図4に、本発明の一実施形態にかかる光制御素子の構成を示す。光制御素子は、フィルタ付位相変調器415と、フィルタ付位相変調器415に接続された光分岐手段であるMMIカプラ420と、フィルタ付位相変調器415に接続され、光分岐・遅延手段を構成するMMIカプラ405およびループ型干渉回路413とから構成されている。フィルタ付位相変調器415は、位相変調手段であるSOA401,402と、各々のSOA401,402の出力に接続された分配手段であるMMIカプラ403,404とから構成されている。
【0017】
フィルタ付位相変調器415は、SOA401,402を含む2つの導波路(アーム)を、MMIカプラ403,404で結んだ対称型マッハツェンダ回路を構成している。
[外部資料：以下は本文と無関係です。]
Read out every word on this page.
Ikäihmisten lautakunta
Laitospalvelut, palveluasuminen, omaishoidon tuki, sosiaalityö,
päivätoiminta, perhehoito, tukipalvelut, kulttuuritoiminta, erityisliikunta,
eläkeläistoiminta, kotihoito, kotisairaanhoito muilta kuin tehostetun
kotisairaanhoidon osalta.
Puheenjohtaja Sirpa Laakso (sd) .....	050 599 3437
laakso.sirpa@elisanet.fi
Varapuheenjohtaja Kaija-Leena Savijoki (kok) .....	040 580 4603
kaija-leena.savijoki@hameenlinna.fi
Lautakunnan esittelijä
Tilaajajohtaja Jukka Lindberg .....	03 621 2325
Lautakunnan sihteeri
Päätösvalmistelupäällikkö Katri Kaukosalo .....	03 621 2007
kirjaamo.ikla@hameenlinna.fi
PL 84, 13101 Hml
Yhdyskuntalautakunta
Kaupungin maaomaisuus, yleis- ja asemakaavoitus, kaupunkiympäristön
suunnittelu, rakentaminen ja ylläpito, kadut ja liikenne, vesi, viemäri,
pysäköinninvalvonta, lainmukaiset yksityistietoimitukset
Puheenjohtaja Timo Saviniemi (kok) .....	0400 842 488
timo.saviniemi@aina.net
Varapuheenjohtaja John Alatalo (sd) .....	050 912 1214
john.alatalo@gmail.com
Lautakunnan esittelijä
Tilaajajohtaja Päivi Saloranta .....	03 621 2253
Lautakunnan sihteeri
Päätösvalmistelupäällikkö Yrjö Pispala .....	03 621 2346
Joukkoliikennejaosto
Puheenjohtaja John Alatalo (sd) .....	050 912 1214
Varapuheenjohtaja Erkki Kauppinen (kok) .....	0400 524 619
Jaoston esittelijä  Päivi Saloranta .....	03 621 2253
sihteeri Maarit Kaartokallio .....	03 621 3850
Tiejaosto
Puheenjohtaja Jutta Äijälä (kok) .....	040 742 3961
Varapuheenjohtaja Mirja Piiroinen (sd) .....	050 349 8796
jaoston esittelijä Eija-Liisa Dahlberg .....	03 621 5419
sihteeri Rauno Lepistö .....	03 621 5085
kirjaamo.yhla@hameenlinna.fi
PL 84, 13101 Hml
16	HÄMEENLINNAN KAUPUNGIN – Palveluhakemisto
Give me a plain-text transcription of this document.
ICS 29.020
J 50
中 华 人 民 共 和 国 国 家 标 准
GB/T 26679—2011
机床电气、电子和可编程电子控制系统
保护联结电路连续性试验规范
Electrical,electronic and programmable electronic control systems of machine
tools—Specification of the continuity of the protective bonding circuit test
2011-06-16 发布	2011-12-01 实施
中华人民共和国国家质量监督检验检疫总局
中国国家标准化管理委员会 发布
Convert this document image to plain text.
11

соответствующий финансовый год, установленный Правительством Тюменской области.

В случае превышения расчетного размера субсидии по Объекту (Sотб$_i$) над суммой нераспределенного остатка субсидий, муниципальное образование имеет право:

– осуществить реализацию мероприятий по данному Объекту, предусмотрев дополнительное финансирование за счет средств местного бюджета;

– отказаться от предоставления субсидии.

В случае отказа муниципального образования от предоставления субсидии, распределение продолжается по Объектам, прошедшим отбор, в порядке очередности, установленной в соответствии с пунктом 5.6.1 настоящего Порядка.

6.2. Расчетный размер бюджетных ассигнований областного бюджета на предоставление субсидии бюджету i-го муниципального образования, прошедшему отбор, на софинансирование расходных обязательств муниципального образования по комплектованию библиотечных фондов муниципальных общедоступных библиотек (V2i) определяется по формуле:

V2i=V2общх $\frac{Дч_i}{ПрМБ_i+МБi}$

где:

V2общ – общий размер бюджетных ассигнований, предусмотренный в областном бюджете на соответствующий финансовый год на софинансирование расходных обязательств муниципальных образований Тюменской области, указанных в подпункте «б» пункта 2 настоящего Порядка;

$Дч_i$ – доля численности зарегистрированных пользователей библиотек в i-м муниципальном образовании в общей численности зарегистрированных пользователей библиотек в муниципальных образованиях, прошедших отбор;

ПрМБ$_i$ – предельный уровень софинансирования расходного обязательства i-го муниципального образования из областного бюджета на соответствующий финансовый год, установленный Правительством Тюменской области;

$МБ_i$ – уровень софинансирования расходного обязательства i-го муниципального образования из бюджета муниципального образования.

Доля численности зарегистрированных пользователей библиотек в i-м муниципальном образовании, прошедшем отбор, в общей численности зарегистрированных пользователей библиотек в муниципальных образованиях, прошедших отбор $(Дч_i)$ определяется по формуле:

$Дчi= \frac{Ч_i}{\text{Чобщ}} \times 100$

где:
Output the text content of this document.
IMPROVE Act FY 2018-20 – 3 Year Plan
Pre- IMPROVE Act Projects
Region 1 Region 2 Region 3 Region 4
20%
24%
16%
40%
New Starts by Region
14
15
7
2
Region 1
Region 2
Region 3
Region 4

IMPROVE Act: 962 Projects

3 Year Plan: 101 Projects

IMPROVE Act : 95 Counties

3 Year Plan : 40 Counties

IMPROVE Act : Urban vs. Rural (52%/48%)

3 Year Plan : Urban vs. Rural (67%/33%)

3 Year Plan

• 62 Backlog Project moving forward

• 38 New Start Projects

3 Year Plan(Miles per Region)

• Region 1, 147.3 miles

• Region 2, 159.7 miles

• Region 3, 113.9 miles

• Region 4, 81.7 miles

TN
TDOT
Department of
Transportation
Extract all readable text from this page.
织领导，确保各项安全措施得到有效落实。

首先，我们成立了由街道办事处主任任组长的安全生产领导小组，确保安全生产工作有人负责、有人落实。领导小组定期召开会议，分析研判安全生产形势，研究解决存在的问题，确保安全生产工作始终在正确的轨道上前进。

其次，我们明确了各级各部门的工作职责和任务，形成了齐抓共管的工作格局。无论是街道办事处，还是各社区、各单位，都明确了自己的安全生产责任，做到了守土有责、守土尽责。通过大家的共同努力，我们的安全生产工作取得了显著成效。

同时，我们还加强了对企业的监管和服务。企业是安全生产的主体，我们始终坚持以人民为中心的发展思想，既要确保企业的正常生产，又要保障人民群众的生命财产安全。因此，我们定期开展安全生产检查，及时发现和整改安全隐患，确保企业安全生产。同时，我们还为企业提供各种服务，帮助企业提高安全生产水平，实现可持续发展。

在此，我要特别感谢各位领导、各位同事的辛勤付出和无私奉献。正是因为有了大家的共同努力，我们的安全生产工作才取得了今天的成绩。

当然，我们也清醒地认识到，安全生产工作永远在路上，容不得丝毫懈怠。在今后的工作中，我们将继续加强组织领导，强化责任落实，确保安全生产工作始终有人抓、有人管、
対称型マッハツェンダ回路は、入射した光は、カプラ内で分波され、各々2つの導波路(アーム)を通り、再びカプラで合波された後、入射ポートとクロス位置にある出射ポートに出力される。
【0018】
このような構成により、MMIカプラ405のポート412に、波長λjの連続光(CW光)407が入射されると、2方向に分岐されてループ型干渉回路413に導かれる。ループ型干渉回路413において、右回りと左回りとに分かれてループを一周し、フィルタ付位相変調器415を経て、MMIカプラ405で合波されてポート412から出射される。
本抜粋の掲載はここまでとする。